News - Nissan
Nissan low-cost warning systems approach
Affordable new accident-avoidance technologies could greatly reduce death rates
12 Dec 2011
By BYRON MATHIOUDAKIS in TOKYO
NISSAN is set to offer affordable driver warning technologies that were once the provenance of upmarket luxury brands like the company’s own Infiniti marque, as it attempts to cut the global annual road toll from 1.2 million people.
The systems, which serve to proactively detect risks and react before accidents can occur, falls under Nissan’s ‘Advanced Crash Avoidance Technology’ banner and should start appearing in Australia in next-generation vehicles from late next year or 2013.
‘Acceleration Suppression for Pedal Misapplication’ basically uses sonar to detect obstacles, and then automatically applies the brakes to help avoid or mitigate a collision.
Working in conjunction with Nissan’s innovative Around View Monitor image processing technology that provides a realistic bird’s eye view of the car’s surroundings via four cameras, Nissan says this tech will be commercialised within the next two years.
Left: AVM cameras.The AVM camera is also handy for detecting people, other vehicles and road conditions immediately behind or beside the vehicle it is fitted to.
It enables a buzzer to sound an alert and flash a light located on the pillar to a driver who switches on the indicator with the intention of manoeuvring into harm’s way.
Similarly, the AVM tech detects white lines so a driver that begins to drift from an existing lane will have both an audible and visual warning activated.
Finally, should somebody or something stray behind a reversing Nissan, the AVM’s image processing function will pick it up and immediately inform the driver via yet another buzzer and light display.
Lastly, Nissan will install a millimetre-wave radar sensor in the nose of some of its vehicles to analyse – on the move – the speed as well as the gap to the vehicle ahead as part of its Predictive Forward Collision system.

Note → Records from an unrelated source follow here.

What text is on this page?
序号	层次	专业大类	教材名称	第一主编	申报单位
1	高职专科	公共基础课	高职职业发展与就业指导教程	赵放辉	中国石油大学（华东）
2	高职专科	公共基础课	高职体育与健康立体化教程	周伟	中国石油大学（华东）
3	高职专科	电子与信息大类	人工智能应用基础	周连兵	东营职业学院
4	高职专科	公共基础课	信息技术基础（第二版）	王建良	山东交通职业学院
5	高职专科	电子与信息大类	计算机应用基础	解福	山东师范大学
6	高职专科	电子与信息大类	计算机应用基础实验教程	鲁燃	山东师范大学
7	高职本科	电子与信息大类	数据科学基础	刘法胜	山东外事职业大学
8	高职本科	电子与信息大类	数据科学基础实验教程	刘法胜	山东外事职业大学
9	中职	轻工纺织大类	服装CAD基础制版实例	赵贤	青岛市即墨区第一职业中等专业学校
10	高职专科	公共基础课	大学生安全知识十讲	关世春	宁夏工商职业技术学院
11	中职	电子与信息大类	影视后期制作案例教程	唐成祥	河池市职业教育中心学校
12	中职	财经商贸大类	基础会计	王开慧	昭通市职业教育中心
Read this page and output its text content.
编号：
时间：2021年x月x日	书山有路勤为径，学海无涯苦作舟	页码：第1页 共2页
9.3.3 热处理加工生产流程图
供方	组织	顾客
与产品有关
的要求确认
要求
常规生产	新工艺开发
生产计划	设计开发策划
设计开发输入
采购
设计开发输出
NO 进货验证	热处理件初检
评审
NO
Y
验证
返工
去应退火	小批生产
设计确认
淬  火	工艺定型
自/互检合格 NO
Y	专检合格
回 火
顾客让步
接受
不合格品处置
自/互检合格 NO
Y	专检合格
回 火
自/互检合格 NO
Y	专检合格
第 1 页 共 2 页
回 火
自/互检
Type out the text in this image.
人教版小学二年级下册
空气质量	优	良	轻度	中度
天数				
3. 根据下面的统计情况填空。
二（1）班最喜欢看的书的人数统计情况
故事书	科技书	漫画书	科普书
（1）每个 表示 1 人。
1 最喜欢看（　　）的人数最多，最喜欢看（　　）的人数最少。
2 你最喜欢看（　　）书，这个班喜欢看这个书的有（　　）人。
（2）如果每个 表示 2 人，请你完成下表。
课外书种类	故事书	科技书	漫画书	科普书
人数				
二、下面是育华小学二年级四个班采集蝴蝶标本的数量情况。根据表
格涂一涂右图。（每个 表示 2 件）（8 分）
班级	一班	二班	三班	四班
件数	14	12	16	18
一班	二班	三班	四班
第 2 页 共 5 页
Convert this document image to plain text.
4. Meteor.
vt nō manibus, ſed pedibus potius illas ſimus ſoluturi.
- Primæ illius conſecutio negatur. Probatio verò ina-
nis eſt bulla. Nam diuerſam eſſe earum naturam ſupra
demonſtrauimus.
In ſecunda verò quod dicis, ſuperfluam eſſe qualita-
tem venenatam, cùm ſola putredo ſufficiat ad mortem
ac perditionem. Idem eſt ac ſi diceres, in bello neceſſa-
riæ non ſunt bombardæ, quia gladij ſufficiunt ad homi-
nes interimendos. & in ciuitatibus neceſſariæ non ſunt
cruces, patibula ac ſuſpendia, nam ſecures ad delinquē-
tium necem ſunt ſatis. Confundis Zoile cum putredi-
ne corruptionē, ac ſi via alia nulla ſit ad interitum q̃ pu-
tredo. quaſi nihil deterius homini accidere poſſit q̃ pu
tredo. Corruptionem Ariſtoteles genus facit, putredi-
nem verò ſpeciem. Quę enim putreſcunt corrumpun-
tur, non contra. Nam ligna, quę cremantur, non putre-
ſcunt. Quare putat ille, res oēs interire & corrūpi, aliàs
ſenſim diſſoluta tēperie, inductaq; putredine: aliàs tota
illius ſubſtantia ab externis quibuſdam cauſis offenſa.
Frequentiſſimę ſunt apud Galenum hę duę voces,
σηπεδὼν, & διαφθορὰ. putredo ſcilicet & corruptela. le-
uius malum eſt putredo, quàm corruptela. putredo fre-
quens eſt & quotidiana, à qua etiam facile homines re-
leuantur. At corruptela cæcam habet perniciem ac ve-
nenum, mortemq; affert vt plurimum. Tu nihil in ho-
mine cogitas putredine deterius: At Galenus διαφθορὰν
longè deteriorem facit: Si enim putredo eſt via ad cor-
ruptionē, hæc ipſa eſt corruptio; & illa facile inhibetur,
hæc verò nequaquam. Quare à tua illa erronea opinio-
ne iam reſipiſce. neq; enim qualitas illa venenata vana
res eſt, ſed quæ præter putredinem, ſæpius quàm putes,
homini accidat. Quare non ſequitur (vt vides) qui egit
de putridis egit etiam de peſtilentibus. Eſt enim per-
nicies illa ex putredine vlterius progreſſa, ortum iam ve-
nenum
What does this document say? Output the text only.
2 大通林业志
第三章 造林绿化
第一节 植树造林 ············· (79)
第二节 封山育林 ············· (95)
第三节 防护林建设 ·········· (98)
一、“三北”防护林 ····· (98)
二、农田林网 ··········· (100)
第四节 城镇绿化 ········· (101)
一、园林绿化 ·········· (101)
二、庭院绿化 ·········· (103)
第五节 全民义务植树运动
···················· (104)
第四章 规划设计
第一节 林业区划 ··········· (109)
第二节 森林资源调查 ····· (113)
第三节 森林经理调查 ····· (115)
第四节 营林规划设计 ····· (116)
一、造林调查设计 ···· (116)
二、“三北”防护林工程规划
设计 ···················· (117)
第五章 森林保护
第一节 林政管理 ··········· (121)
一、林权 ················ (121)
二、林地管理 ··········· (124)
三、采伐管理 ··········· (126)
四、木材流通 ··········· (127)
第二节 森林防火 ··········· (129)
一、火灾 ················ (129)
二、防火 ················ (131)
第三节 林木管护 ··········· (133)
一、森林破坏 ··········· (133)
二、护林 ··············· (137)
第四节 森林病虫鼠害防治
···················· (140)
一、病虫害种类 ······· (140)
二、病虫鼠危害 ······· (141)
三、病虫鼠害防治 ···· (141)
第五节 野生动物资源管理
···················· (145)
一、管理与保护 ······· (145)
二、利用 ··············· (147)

Should the space between the two vehicles narrow too quickly, an alarm, light display and seatbelt tightening action all take place simultaneously, prompting the driver to either brake or undertake affirmative action to avoid a collision.
Unfortunately, the system does not actually brake the car like many other radar-based cruise control systems, until a collision is absolutely inevitable, in which case the Electronic Brake-force Distribution helps mitigate the impact.
There is no indication when this technology might be available in your next Pulsar.